Of course, there have been many other achievements by individual DAI members, working locally, nationally or globally, as always, far too many to list. However, DAI knows that advocacy takes a physical and cognitive (and sometmes emotional) toll on every person with dementia, and their care partner and family.

DAI thanks you all for your hard work.

Universal Health Coverage Day 2019

December 12  is  International Universal Health Coverage Day, a day where  we must remind governments AND health care providers that everyone has a right to health.

As background on the history of this day, in 2014, the Universal Health Coverage Coalition started to celebrate 12 December as Universal Health Coverage (UHC) Day,  commemorating the date on which the UN General Assembly officially recognised the importance of UHC. It is a United Nations-designated day, which was officially resolved on 12 December 2017.

Since then, the day has become the annual rallying point for the growing global movement for #Health4All.

Every person—no matter who they are, what health condition they have, or where they live, should be able to get the quality health coverage and services they need without facing financial hardship.

DAI knows that most people with dementia do not receive full health coverage, nor adequate post diagnostic support to live with dementia; instead, they are too often only advised to go home and prepare to die.  And for those people with dementia and their families who choose a different pathway, the cost is often crippling.

Three months after the historic high-level meeting the the United Nations General Assembly on universal health coverage (held on 23 September 2019),  we understand that dementia was not specifically included in discussions, in spite of the many years of global advocacy by DAI and ADI.

This is not a positive outcome for the more than 50 million people currently livign with dementia!
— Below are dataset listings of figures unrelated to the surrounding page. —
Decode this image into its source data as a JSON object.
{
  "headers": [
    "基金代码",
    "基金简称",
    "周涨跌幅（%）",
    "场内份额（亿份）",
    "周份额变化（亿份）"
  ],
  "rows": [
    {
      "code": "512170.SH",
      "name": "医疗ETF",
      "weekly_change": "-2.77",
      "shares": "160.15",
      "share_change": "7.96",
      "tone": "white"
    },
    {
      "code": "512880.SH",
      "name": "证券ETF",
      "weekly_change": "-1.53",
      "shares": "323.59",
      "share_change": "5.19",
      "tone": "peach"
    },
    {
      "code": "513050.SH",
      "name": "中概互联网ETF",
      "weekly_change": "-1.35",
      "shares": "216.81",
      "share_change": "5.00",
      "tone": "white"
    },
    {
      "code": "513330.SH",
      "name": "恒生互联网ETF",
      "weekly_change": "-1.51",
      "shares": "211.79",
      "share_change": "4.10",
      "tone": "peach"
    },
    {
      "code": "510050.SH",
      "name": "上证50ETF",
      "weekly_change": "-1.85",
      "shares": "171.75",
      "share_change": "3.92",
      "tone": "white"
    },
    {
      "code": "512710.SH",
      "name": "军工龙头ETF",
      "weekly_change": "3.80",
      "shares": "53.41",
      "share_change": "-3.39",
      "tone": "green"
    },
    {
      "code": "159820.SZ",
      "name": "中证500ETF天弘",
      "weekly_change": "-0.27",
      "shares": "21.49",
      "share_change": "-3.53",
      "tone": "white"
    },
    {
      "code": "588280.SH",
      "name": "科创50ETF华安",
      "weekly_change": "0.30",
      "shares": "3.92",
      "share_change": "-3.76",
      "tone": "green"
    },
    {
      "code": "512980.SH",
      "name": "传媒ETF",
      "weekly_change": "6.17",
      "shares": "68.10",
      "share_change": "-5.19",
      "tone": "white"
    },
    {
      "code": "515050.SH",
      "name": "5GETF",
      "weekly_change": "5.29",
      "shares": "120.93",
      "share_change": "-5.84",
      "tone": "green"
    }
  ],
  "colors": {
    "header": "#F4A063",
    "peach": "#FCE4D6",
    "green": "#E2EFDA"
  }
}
This high-level meeting, held under the theme “Universal Health Coverage: Moving Together to Build a Healthier World,” aimed to accelerate progress toward universal health coverage (UHC), including financial risk protection, access to quality essential health-care services and access to safe, effective, quality and affordable essential medicines and vaccines for all.

Yet, we know that people with dementia are still being denied access to health care, all over the world. 

Let’s all rally together to ensure everyone, including people with dementia are not left behind in the 2030 Sustainable Development Goals Agenda!